Em tempos de cólera a caça às bruxas virou guerra santa. Basta um argumento novo, uma ideia diferente, ainda que no mesmo campo ideológico, pronto, isso já é o bastante para acabar a conversa ali mesmo, no universo virtual.

Hoje nas redes sociais é assim: você leu algum texto ou comentário, ou viu um compartilhamento e ficou contrariado? Simples, é só banir o sujeito, bloqueá-lo e denunciar o conteúdo como ofensivo. Se quiser pode até lançar uma campanha de ódio contra ele.

No caso de relacionamentos interpessoais não é diferente. As pessoas se conhecem, trocam mensagens, se interessam umas pelas outras, às vezes se encontram virtualmente pela câmera, outras cara a cara, e dali a pouco você abre o computador ou celular e a pessoa desapareceu, virou fumaça.
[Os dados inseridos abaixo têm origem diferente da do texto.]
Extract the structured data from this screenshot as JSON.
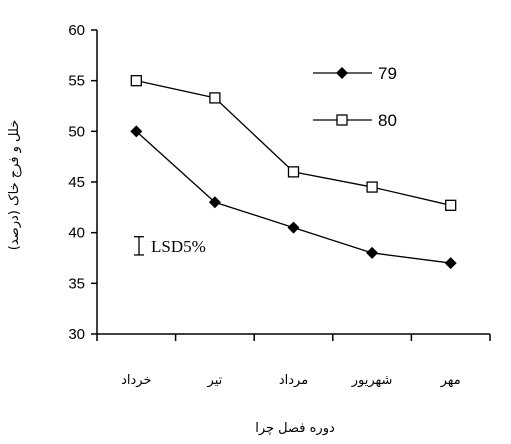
{
  "chart_data": {
    "type": "line",
    "categories": [
      "خرداد",
      "تیر",
      "مرداد",
      "شهریور",
      "مهر"
    ],
    "series": [
      {
        "name": "79",
        "marker": "filled-diamond",
        "color": "#000000",
        "values": [
          50,
          43,
          40.5,
          38,
          37
        ]
      },
      {
        "name": "80",
        "marker": "open-square",
        "color": "#000000",
        "values": [
          55,
          53.3,
          46,
          44.5,
          42.7
        ]
      }
    ],
    "ylim": [
      30,
      60
    ],
    "yticks": [
      30,
      35,
      40,
      45,
      50,
      55,
      60
    ],
    "ylabel": "خلل و فرج خاک (درصد)",
    "xlabel": "دوره فصل چرا",
    "lsd": {
      "label": "LSD5%",
      "value": 1.8,
      "center": 38.7
    },
    "legend_position": "top-right",
    "grid": false
  }
}
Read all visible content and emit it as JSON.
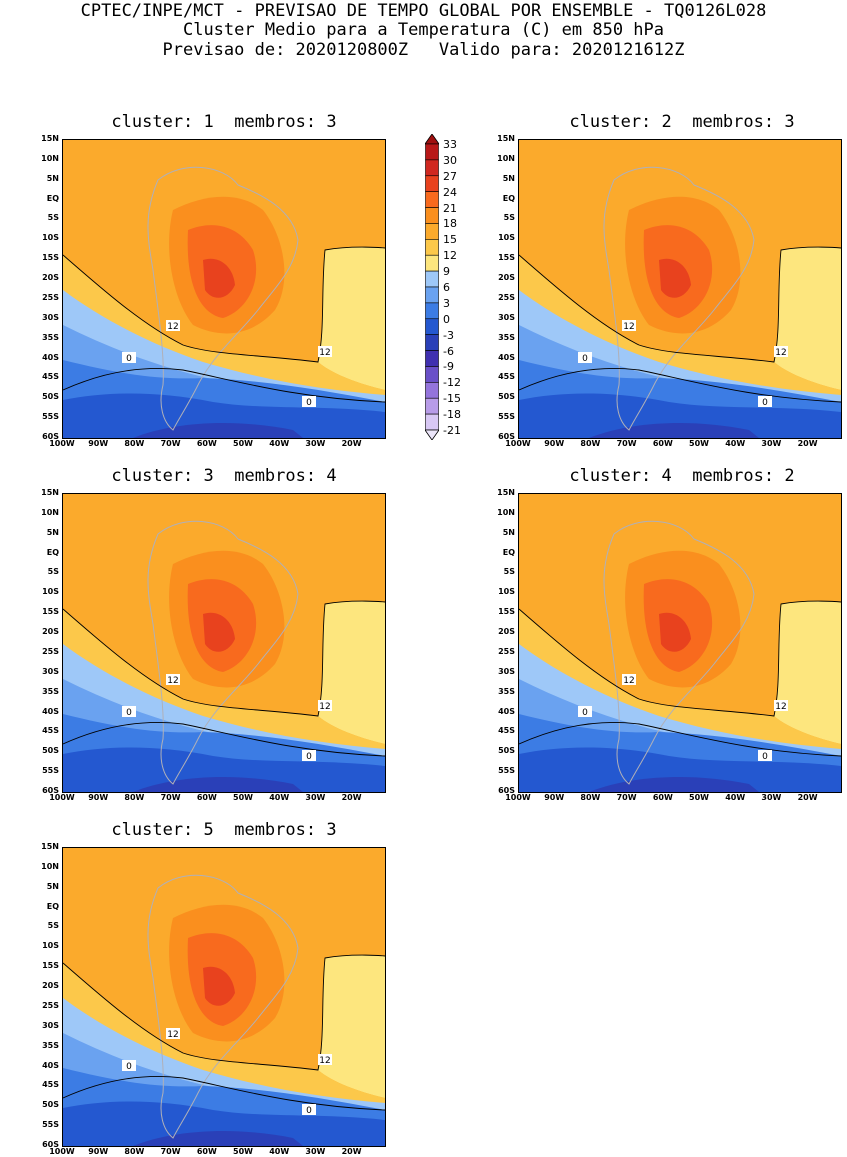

Você tenta procurá-la e nada. Como dizia o robô de Perdidos no Espaço (1965): “sem registro, sem registro…” É assustador. Todos os arquivos, toda a memória, tudo desaparece, ou melhor, tudo se perde na nuvem, em bits, em códigos binários: 1001000100001010100100010010011000010100101001.

Linhas e linhas de zeros e uns soltas por aí.

Aí a gente para e pergunta: bom, mas o que mudou? Nada, apenas a forma. Antigamente quando a gente não gostava do valentão da escola o que a gente fazia? Chegava mais tarde, saía mais cedo, atravessava a rua, não frequentava a praça… Era assim nosso banimento.

Claro que um dia, súbito, o sujeito estava lá plantado como uma muralha na nossa frente. E se a gente não tivesse um par de tênis Nike infláveis ou ou skate sem rodinhas daqueles do De Volta Para o Futuro (1985) só nos restava ouvir: perdeu, playboy! E pow!!! logo em seguida.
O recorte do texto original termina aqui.